Un interessante sondaggio effettuato dal Washington Institute la scorsa settimana, in Arabia Saudita, Libano, Egitto, rivela che il consenso sia molto basso. Se è vero che il 92% dei sauditi (come abbiamo già visto su La Nuova Bussola Quotidiana) ritiene che l’Isis rappresenti autenticamente l’islam (alla faccia di chi, a partire da Obama, dice il contrario), è anche vero che solo il 5% dei sauditi dichiara di sostenere il Califfato. In Egitto, il sostegno è ancora più basso: il 3%. E in Libano è prossimo allo 0, sia fra gli sciiti e i cristiani, sia fra i sunniti. Ne esce un quadro abbastanza roseo per chi vuol combattere l’Isis. Altre domande dello stesso sondaggio, però, contribuiscono a raffreddare questi primi entusiasmi. Infatti, gli stessi intervistati che non vogliono l’Isis, sono anche contro gli Stati Uniti, guida dell’attuale Coalizione. Il tasso di approvazione per gli Usa, attualmente, è pari solo al 12% in Arabia Saudita ed Egitto e al 25% in Libano. Benché siano gli americani a combattere gli jihadisti e a rifornire di armi i suoi nemici locali, la loro immagine non è migliorata affatto. Idem dicasi per i comuni nemici dell’Isis, Iran e Siria. I due regimi sono largamente impopolari fra i sunniti. Il tasso di approvazione dell’Iran è pari al 13% in Arabia Saudita e in Egitto e al 46% in Libano (dato, quest’ultimo, che diventa il 96% fra gli sciiti, il 35% fra i cristiani e il 12% fra i sunniti: uno scenario da guerra civile imminente). Stesso dicasi per il regime di Assad in Siria, il cui tasso di approvazione è pari solo al 12% in Arabia Saudita, al 14% in Egitto e al 52% in Libano (anche qui il dato varia a seconda delle religioni: il 97% degli sciiti approva la Siria, contro il 47% dei cristiani e il 14% dei sunniti).
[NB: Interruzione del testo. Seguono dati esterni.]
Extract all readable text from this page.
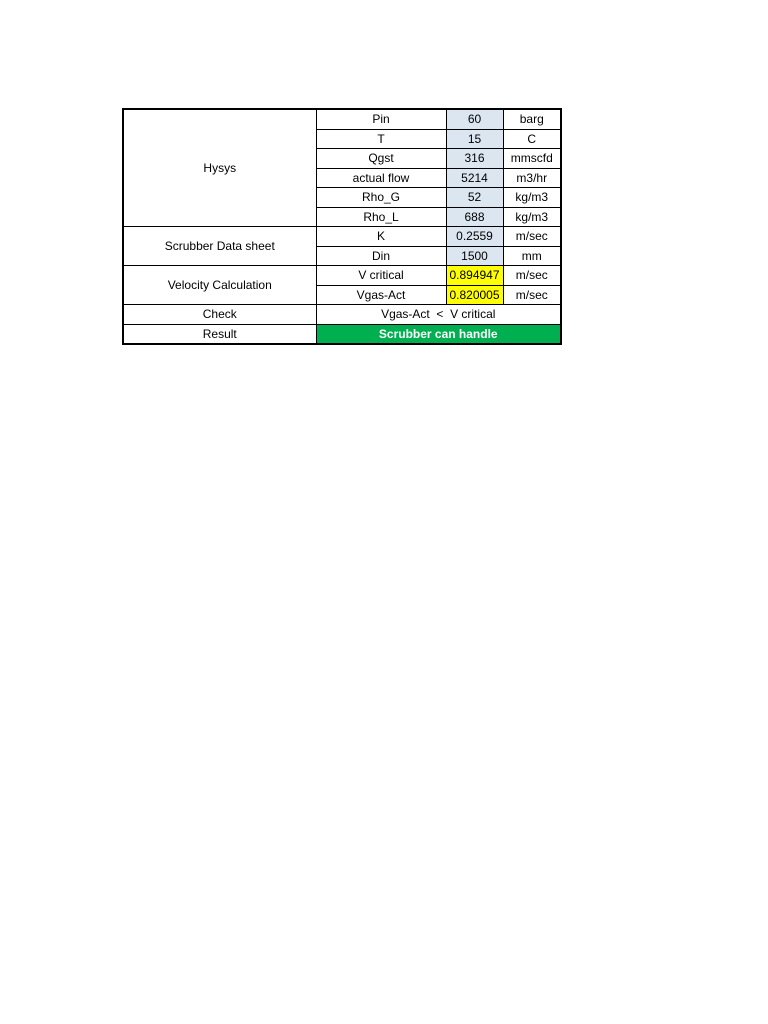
Hysys	Pin	60	barg
	T	15	C
	Qgst	316	mmscfd
	actual flow	5214	m3/hr
	Rho_G	52	kg/m3
	Rho_L	688	kg/m3
Scrubber Data sheet	K	0.2559	m/sec
	Din	1500	mm
Velocity Calculation	V critical	0.894947	m/sec
	Vgas-Act	0.820005	m/sec
Check	Vgas-Act  <  V critical		
Result	Scrubber can handle		
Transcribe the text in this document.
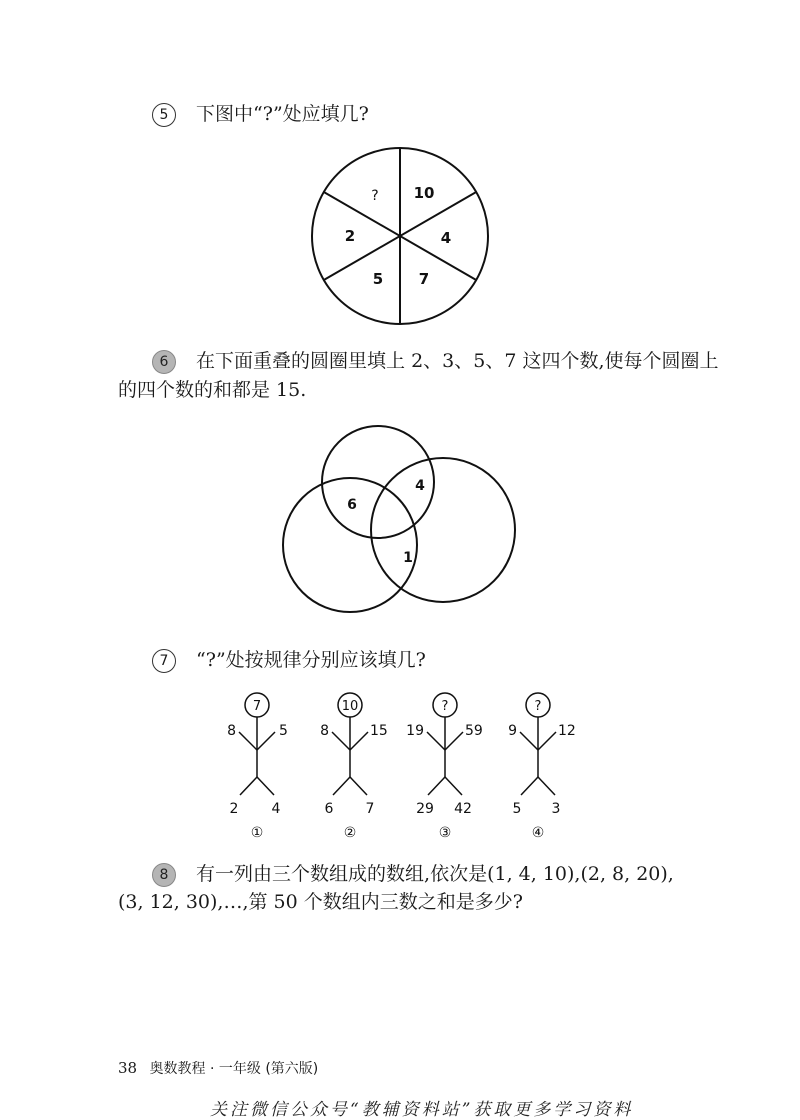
5 下图中“?”处应填几?
? 10
4
7
5
2
6 在下面重叠的圆圈里填上 2、3、5、7 这四个数,使每个圆圈上
的四个数的和都是 15.
6
4
1
7 “?”处按规律分别应该填几?
7
8	5
2 4
①
10
8	15
6 7
②
?
19	59
29 42
③
?
9	12
5 3
④
8 有一列由三个数组成的数组,依次是(1, 4, 10),(2, 8, 20),
(3, 12, 30),…,第 50 个数组内三数之和是多少?
38 奥数教程 · 一年级 (第六版)
关注微信公众号“教辅资料站”获取更多学习资料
Questi dati rivelano una comune avversione per l’Isis e il Califfato, ma una totale mancanza di unità di intenti. Ed è proprio questo su cui conta Al Baghdadi: avanzare sfruttando le divisioni interne fra i suoi nemici. Senza farsi amare da nessuno, ma imponendo il proprio dominio col terrore e la violenza indiscriminata.